With globalization, China is becoming more closely connected to the world. Foreign languages (particularly English) are being used more frequently, especially among younger generations in cities. It is very common for English to be embedded in Chinese sentences during conversations. This makes the Mandarin-English bilingual speech recognition a necessity for many speech recognition applications.
ZHANG Qingqing, PAN Jielin and YAN Yonghong of ThinkIT Speech Laboratory, Institute of Acoustics, Chinese Academy of Sciences carried out a series of studies and took their efforts in developing a Mandarin-English bilingual speech recognition system for real-world application.
They develop a grammar-constrained, Mandarin-English bilingual Speech Recognition System (MESRS) for real-world music retrieval. In the study, they tackle two of the main difficult issues in handling the bilingual speech recognition for real-world applications: One is to balance the performance and the complexity of the bilingual speech recognition system; the other is to effectively deal with the matrix language accents in embedded language. They develop a unified bilingual acoustic model, which is derived by the novel Two-pass phone-clustering method based on the Confusion Matrix (TCM), to solve the first problem. To deal with the second problem, they investigate several nonnative model modification approaches on the unified acoustic models.

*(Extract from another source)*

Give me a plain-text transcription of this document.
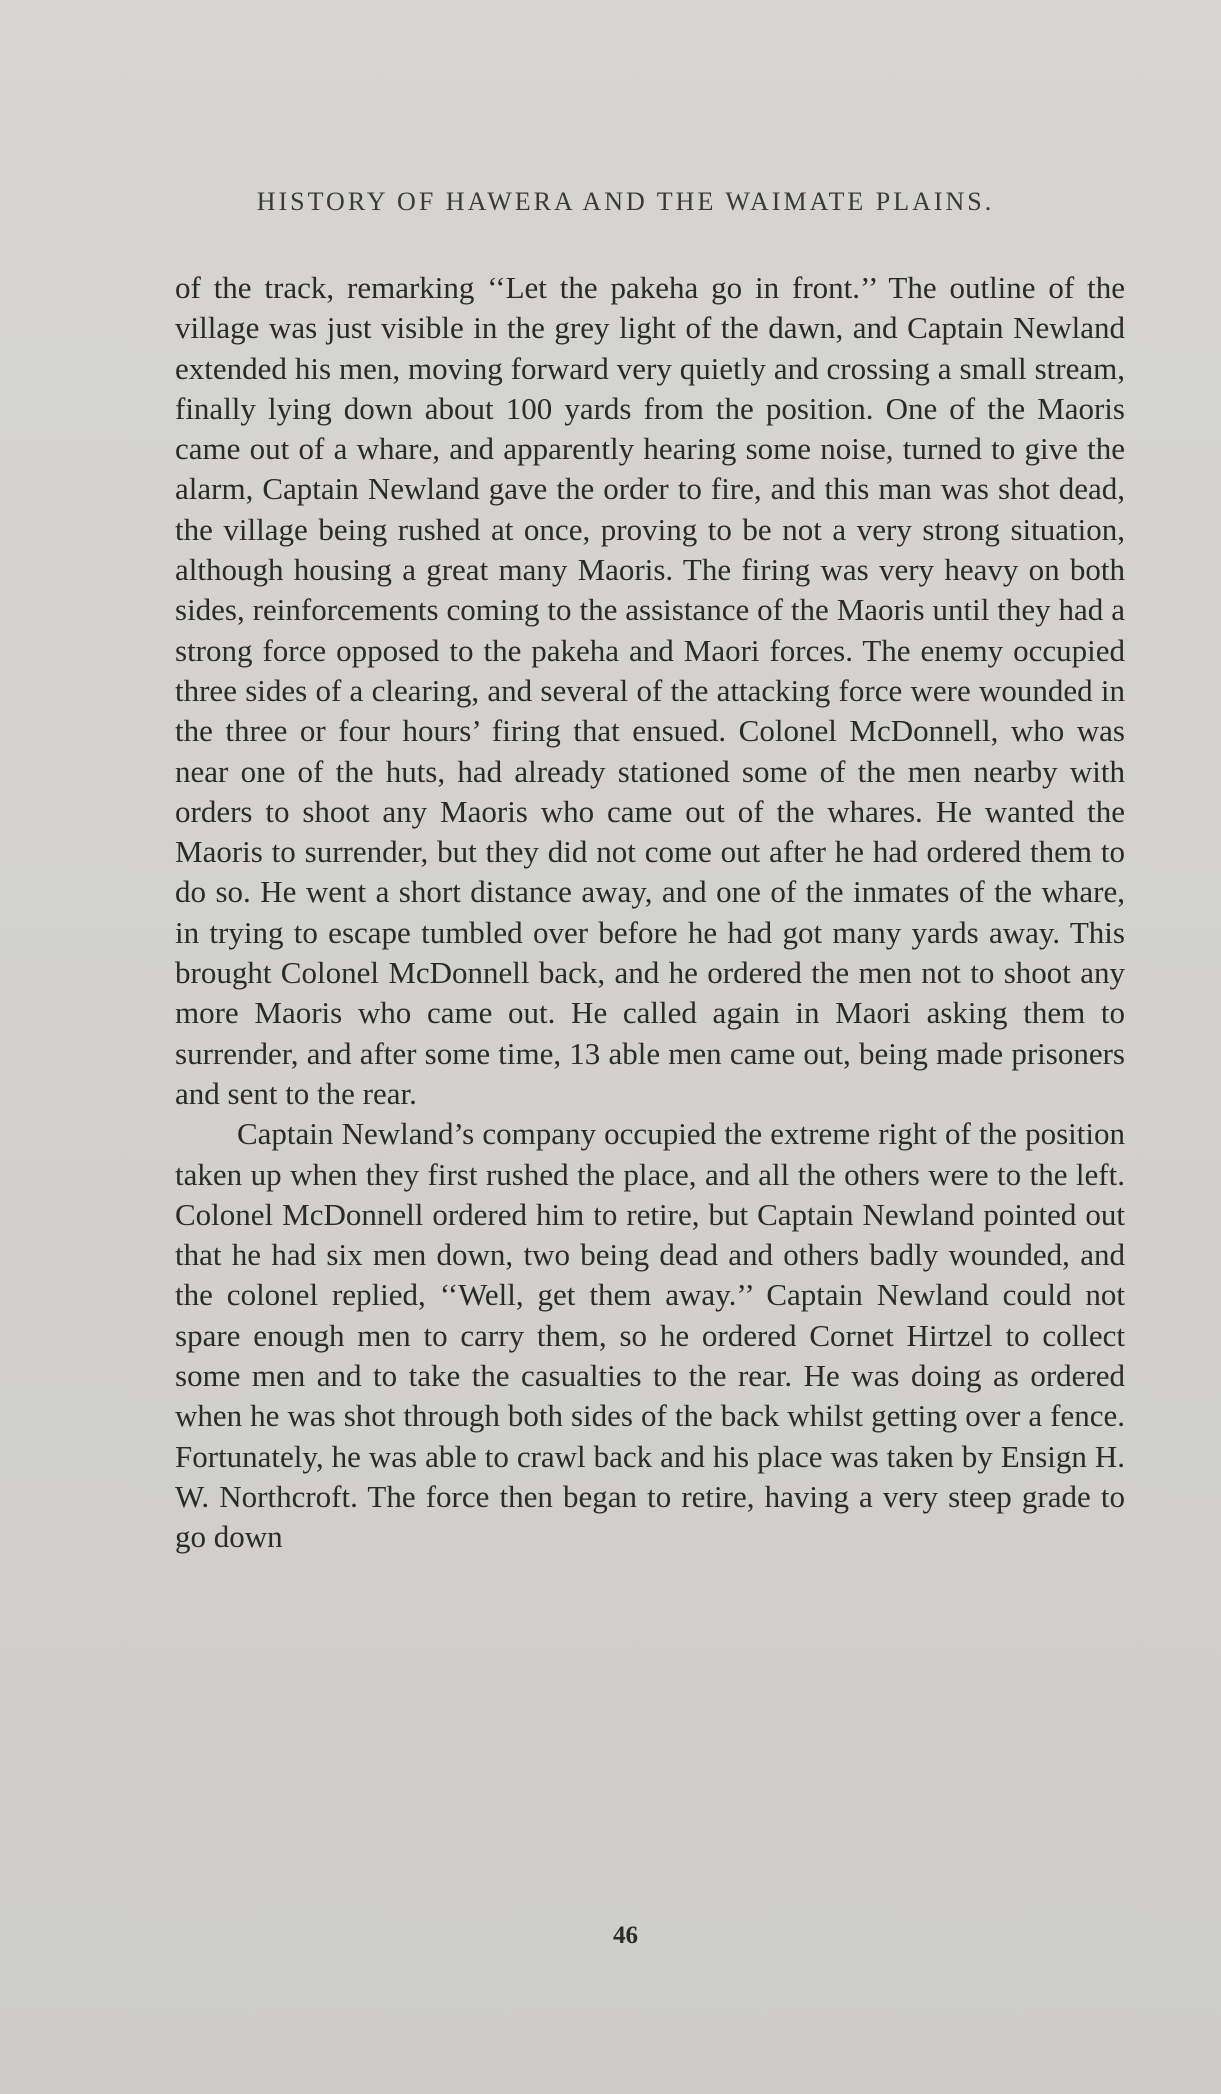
HISTORY OF HAWERA AND THE WAIMATE PLAINS.

of the track, remarking ‘‘Let the pakeha go in front.’’ The outline of the village was just visible in the grey light of the dawn, and Captain Newland extended his men, moving forward very quietly and crossing a small stream, finally lying down about 100 yards from the position. One of the Maoris came out of a whare, and apparently hearing some noise, turned to give the alarm, Captain Newland gave the order to fire, and this man was shot dead, the village being rushed at once, proving to be not a very strong situation, although housing a great many Maoris. The firing was very heavy on both sides, reinforcements coming to the assistance of the Maoris until they had a strong force opposed to the pakeha and Maori forces. The enemy occupied three sides of a clearing, and several of the attacking force were wounded in the three or four hours’ firing that ensued. Colonel McDonnell, who was near one of the huts, had already stationed some of the men nearby with orders to shoot any Maoris who came out of the whares. He wanted the Maoris to surrender, but they did not come out after he had ordered them to do so. He went a short distance away, and one of the inmates of the whare, in trying to escape tumbled over before he had got many yards away. This brought Colonel McDonnell back, and he ordered the men not to shoot any more Maoris who came out. He called again in Maori asking them to surrender, and after some time, 13 able men came out, being made prisoners and sent to the rear.

Captain Newland’s company occupied the extreme right of the position taken up when they first rushed the place, and all the others were to the left. Colonel McDonnell ordered him to retire, but Captain Newland pointed out that he had six men down, two being dead and others badly wounded, and the colonel replied, ‘‘Well, get them away.’’ Captain Newland could not spare enough men to carry them, so he ordered Cornet Hirtzel to collect some men and to take the casualties to the rear. He was doing as ordered when he was shot through both sides of the back whilst getting over a fence. Fortunately, he was able to crawl back and his place was taken by Ensign H. W. Northcroft. The force then began to retire, having a very steep grade to go down

46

Compared to the existing log-likelihood phone-clustering method, the proposed TCM method with effective incorporation of limited amounts of nonnative adaptation data and adaptive modification, relatively reduces the Phrase Error Rate (PER) by 10.9% for nonnative English phrases and the PER on Mandarin phrases decreases favorably, and besides, the recognition rate for bilingual code-mixing phrases achieves an 8.9% relative PER reduction.